從陳逸被禁足抄寫家規,到寫了那首《蜀州吟·入贅蕭門》,再到解除禁足去城南煙花巷,以及為了幫助李懷古和雲香姑娘假裝去“強搶民女”的事,說的極為細緻。
唯有一件事被小蝶隱瞞下來——那首名為《婉神賦》的詩詞,她連提都不敢提,生怕二小姐聽到後責罰姑爺。
等她講完,車廂內半晌無言。
蕭婉兒在腦海中過了一遍陳逸做的事情,想起那次夜晚陳逸翻牆來到佳興苑,不由得笑了。
潔白絨毛襯托的那種如玉容顏越發明媚,宛如一朵綻放的蓮花般純淨。
“二妹,你這位夫君所做之事,不能用常理去想。”
“或許吧。”蕭驚鴻暫時放下了心中芥蒂。
相比那些附庸風雅的學子名流和人云亦云的百姓,小蝶的話分量顯然更重一些。
蕭婉兒知道她性子冷一些,便沒有多說,而是再次開啟那幅字帖。
隨著她素手輕盈的展開,便見那幅五尺長的雲松紙上,每個字上一一浮現出一縷縷瑩白。
不過很快,字帖上的光澤消散,只剩下一枚枚隱約流光浮動的字。
蕭婉兒看著,眼眸頓時凝滯。
彷彿那些橫豎筆畫有著奇詭力量般,讓她的目光挪不開半分。
不止是她,一旁的蕭驚鴻同樣如此。
只不過和蕭婉兒不修武道不同,蕭驚鴻在這字帖上看到的不是單純的文字,而是一縷縷飄渺悠然的意境。
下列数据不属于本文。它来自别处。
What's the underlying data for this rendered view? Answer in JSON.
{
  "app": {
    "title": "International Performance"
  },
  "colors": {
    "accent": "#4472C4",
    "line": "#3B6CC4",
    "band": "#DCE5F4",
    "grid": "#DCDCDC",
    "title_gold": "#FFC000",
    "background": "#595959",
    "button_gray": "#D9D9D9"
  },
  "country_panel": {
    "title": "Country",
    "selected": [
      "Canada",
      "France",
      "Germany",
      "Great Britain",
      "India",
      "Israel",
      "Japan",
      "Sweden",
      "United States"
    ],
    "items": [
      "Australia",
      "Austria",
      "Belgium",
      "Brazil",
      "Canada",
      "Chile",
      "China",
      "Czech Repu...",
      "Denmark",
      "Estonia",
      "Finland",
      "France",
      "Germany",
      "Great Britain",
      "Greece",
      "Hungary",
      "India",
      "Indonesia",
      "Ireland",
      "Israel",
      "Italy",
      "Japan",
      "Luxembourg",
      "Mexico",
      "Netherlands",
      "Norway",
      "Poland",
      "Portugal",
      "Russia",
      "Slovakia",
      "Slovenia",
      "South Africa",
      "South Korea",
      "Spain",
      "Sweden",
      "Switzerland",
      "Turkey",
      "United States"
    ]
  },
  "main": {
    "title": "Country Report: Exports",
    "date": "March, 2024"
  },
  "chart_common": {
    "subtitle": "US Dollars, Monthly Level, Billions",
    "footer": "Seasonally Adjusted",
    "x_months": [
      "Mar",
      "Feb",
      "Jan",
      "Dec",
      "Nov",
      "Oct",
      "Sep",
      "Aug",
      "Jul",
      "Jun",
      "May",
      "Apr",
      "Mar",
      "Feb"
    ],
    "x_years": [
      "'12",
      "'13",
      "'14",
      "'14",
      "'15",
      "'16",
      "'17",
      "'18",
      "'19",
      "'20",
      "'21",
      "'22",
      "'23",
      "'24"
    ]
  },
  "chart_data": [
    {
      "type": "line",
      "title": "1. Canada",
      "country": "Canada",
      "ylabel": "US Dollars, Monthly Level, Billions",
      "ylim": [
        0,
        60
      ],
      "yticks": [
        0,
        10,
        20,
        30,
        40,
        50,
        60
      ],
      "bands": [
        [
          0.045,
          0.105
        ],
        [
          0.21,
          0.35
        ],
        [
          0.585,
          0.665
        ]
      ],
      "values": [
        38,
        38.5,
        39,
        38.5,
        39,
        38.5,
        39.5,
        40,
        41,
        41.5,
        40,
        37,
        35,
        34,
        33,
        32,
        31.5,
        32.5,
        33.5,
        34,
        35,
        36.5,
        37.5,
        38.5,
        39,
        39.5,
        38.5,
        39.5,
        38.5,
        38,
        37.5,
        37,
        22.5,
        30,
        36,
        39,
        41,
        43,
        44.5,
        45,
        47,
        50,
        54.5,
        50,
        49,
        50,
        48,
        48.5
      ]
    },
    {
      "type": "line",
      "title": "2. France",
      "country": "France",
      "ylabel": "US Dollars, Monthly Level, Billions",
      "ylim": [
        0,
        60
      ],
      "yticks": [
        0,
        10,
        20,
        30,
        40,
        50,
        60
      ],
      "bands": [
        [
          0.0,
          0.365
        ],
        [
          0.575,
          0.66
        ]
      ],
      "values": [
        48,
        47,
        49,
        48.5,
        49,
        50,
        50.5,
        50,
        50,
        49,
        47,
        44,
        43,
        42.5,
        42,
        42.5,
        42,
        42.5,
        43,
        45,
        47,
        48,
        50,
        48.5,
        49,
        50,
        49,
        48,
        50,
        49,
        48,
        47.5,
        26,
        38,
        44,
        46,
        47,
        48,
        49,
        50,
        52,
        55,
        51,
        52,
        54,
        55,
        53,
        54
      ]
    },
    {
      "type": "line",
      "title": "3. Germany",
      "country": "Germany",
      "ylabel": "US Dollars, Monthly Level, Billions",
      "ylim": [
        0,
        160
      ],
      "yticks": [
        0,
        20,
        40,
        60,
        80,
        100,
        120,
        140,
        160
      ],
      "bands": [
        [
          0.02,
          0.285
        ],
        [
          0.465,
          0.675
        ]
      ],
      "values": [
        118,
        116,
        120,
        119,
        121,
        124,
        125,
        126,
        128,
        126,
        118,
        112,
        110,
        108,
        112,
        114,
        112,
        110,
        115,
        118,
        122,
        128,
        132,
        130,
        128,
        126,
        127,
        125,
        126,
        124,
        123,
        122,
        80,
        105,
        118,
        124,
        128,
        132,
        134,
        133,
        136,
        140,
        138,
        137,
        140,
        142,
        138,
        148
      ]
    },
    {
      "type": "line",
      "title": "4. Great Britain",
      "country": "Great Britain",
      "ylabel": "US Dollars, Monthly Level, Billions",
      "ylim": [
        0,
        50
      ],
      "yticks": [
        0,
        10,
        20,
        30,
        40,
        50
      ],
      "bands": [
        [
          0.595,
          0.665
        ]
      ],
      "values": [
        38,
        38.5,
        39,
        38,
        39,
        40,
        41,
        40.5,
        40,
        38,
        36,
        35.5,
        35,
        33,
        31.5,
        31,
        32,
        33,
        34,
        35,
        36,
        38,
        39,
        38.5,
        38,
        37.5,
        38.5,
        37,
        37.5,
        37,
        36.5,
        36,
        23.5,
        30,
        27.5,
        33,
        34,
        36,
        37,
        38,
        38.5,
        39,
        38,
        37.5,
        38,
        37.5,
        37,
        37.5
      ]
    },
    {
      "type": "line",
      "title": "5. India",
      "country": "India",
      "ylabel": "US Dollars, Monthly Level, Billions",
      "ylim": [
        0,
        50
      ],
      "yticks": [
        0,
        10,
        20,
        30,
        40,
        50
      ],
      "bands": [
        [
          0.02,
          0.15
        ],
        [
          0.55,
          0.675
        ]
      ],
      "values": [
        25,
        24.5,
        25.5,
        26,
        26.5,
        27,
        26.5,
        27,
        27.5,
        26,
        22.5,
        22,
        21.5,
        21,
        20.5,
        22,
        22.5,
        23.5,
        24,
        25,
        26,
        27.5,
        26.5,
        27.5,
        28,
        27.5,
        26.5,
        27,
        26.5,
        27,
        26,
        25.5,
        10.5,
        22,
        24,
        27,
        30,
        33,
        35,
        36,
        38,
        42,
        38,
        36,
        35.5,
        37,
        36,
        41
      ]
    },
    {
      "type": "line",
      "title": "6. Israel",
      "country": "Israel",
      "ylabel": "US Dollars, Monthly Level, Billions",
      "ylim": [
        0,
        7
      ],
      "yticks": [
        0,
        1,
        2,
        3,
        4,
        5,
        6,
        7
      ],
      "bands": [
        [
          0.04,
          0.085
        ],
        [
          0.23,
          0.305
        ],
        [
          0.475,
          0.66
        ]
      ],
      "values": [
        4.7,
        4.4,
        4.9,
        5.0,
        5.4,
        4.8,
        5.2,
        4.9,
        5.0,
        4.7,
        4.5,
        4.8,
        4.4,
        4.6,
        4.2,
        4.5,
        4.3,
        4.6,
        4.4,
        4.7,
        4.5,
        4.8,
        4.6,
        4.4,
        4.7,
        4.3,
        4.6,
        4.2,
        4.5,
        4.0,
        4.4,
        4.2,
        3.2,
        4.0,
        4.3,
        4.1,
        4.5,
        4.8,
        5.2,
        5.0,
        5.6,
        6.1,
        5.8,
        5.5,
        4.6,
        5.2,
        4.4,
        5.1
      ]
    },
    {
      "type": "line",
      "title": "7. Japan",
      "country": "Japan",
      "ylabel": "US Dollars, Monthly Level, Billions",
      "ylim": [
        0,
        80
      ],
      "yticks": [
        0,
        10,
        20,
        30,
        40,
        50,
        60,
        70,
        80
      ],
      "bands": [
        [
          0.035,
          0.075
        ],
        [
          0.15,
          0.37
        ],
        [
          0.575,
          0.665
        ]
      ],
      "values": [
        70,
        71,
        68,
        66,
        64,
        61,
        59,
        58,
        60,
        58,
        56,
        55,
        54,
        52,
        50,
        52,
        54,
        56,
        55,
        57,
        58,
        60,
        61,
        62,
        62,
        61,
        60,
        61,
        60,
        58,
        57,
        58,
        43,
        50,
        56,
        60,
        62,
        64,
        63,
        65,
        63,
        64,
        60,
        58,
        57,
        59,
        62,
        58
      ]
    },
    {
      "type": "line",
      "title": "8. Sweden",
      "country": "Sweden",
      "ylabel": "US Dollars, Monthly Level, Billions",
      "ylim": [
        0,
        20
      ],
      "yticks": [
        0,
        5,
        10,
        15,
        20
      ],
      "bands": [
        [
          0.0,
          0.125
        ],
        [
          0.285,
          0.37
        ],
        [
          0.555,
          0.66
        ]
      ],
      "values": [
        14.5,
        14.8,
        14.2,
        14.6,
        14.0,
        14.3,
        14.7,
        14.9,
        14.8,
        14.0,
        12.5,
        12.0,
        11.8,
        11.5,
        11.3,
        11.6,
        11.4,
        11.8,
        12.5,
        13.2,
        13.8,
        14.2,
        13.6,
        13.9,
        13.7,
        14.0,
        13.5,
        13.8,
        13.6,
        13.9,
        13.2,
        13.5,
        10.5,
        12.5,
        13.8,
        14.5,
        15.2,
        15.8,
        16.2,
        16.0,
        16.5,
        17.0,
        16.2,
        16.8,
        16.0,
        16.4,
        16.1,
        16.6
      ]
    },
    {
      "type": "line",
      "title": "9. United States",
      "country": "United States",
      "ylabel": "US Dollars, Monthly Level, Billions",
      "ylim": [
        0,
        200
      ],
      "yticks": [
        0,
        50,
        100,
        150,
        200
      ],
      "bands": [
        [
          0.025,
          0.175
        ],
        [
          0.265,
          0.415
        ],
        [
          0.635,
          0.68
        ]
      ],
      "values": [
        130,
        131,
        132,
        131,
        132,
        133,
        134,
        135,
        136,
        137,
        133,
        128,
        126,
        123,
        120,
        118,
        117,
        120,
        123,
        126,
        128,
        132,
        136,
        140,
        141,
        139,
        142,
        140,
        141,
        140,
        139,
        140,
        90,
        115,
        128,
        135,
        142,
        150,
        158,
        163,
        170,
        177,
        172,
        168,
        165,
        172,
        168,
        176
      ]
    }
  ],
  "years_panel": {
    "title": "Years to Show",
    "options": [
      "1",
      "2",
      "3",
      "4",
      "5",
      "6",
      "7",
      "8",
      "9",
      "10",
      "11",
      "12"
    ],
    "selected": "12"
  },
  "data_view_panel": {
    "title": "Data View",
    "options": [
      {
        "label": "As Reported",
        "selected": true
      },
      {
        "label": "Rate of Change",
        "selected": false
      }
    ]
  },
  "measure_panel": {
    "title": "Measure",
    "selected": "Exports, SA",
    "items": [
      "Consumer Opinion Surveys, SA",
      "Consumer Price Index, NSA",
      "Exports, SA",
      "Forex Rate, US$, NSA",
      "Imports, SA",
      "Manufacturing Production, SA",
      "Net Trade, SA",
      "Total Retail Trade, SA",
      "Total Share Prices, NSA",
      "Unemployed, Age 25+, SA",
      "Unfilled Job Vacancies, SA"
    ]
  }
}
恍惚間,她的眼前彷彿出現一道身著長衫漫步山間田野中的身影。
那身影有著修長的身材,腦後長髮盤成髮髻,俊朗的臉上總是溫和的笑容,正不慌不忙的看著周遭美景。
“妹夫的字,當真不拘一格。不,應該說他的字已然自成一派了。”
良久,蕭婉兒讚歎道:“難怪方才嶽明先生那般說,這幅字帖的意義只怕是……”
只怕是能夠讓大魏朝無數書法名家趨之若鶩。
就如今日的嶽明先生那般,不顧身份,不顧形象的跟一位侯府丫鬟掰扯。
蕭驚鴻回過神來,點頭道:“應是如此。”
蕭婉兒宜喜宜嗔的瞧著她:“二妹,這是不開心?”
“大姐多想了。”
蕭驚鴻側頭看向車窗外,腦海中仍舊留著方才在字帖上看到的身影,心中莫名生出幾分好奇。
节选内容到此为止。